Which brings us to hormones. Beyond the unpleasant accusations, mutual intolerance and bad habits, it is hormones that suggest a point of objectivity in this ongoing discussion. Old age and youth have different needs leading to different desires and habits. Social distancing and isolation weigh less on those who have already been able to indulge themselves to excess. Those who are just making their entrance onto the stage of life, meanwhile, feel the need to live it up, to satiate their desire for fulfillment. In the current socio-medical situation, it’s not easy to reconcile the frenzy of youth and the safety of old people. This is not because of selfishness or shallowness, but because life has an invincible apathy that is often deaf and blind. And in times of contagion, this apathy is wholly to the detriment of the old and their frailty.
The disparity of risk between old and young is one of the inevitable factors in the Covid equation. It’s as natural as the transmission from bat to man (from beast to beast); or the virus’s necessity to use the bodies of others to live and multiply, and its tendency to do it in a transnational and classless way (the virus doesn’t give a hoot about politics). It’s also as natural as the fright and suffering caused by sickness and death; or the objective fact that the older among us (myself included, as I approach my 70s) are closer to death than youngsters, and less resistant to this and other viral or bacterial attacks.
I’m not suggesting we should absolve those who don’t care about the health measures and go around without a mask. Nor do I think we should acquit the many governments that have underestimated the virus and failed to enforce the necessary precautions, especially the most unpopular ones. I’m not a fatalist. Rather, I am saying that the very inevitability of Covid (and of pain and death) makes the avoidable mistakes we commit more serious and inadmissible. One of these errors – apart from some macroscopic healthcare failings, and an intolerably widespread difference in care and protection depending on one’s income – is the obsession with finding easy explanations. Answers that are so facile they let us simply erase the evil once a culprit has been identified.

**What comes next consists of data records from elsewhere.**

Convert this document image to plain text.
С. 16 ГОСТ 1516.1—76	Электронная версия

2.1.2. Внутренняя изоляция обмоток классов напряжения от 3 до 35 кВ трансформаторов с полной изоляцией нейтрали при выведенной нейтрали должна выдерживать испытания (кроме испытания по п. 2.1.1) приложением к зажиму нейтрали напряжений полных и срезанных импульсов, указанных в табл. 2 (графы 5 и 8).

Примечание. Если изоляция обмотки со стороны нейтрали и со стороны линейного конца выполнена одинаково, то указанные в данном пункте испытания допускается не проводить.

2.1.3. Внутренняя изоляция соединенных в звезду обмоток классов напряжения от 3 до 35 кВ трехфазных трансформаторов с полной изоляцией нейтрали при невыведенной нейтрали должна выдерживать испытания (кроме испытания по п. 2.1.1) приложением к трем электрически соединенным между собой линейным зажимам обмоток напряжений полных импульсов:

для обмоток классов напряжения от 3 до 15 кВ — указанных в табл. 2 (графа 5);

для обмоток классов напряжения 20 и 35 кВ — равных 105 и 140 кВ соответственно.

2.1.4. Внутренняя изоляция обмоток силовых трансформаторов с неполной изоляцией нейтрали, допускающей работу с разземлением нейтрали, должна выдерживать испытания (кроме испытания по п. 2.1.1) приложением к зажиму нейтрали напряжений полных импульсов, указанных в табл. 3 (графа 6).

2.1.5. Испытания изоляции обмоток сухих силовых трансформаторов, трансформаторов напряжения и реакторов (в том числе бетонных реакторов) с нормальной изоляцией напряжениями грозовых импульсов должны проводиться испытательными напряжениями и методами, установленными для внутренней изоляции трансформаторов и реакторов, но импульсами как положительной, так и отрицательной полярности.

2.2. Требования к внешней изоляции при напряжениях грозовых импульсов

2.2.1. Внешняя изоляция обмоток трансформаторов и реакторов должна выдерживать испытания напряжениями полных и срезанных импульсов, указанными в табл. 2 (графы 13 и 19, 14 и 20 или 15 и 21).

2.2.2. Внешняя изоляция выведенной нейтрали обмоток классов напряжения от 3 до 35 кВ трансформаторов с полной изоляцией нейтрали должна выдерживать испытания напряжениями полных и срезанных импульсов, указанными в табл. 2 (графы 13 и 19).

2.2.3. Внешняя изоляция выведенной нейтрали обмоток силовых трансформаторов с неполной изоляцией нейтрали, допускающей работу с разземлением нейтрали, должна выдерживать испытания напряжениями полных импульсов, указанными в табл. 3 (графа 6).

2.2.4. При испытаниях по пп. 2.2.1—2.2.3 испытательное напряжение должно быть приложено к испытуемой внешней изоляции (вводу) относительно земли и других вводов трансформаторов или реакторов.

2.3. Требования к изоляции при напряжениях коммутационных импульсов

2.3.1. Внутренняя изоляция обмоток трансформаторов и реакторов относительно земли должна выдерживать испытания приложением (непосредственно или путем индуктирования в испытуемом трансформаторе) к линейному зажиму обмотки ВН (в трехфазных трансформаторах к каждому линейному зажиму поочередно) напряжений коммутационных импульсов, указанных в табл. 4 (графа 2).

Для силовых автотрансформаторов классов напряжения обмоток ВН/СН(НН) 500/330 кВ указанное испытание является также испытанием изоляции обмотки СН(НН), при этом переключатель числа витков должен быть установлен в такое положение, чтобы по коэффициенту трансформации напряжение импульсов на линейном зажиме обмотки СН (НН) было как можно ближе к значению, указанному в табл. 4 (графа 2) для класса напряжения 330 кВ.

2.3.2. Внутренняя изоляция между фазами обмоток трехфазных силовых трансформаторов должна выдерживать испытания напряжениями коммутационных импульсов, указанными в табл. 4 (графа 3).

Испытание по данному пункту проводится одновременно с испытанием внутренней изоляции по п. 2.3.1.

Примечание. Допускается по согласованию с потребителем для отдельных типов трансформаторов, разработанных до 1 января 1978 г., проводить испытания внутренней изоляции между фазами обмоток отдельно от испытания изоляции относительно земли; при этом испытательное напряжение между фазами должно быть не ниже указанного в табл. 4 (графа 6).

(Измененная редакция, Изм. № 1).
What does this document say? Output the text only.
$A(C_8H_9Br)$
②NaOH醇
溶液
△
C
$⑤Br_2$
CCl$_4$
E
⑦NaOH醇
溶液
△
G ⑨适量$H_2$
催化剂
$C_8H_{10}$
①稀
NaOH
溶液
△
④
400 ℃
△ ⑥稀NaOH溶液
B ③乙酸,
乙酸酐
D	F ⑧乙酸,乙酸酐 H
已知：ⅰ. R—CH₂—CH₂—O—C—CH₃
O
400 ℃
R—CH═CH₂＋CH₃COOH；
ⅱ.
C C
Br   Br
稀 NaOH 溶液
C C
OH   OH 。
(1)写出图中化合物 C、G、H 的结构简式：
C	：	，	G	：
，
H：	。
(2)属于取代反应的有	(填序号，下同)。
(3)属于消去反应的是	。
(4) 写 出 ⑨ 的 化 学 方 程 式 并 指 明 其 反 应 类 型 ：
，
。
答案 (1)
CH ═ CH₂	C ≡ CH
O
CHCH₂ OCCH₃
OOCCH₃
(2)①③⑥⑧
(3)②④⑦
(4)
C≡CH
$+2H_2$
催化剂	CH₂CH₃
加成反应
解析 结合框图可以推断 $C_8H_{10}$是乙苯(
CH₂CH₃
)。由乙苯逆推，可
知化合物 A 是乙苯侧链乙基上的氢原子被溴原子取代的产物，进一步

That’s not how it works. Nature, as we’re learning to our cost, consists of a very complicated set of relationships and conflicts. These include the different effects that a coronavirus can have on people’s health depending on their age. This doesn’t mean it’s a good idea to unionise the different age groups – establishing a Youth Union, all school and nightlife, and a Guild of the Elderly, all lockdown and prudence. Defying their hormones, many young people have been dutiful and considerate during lockdowns. And many old people have compensated them well in advance by dipping into their pensions and savings to subsidise their grandchildren’s partying and holidaying. Let’s call it a draw.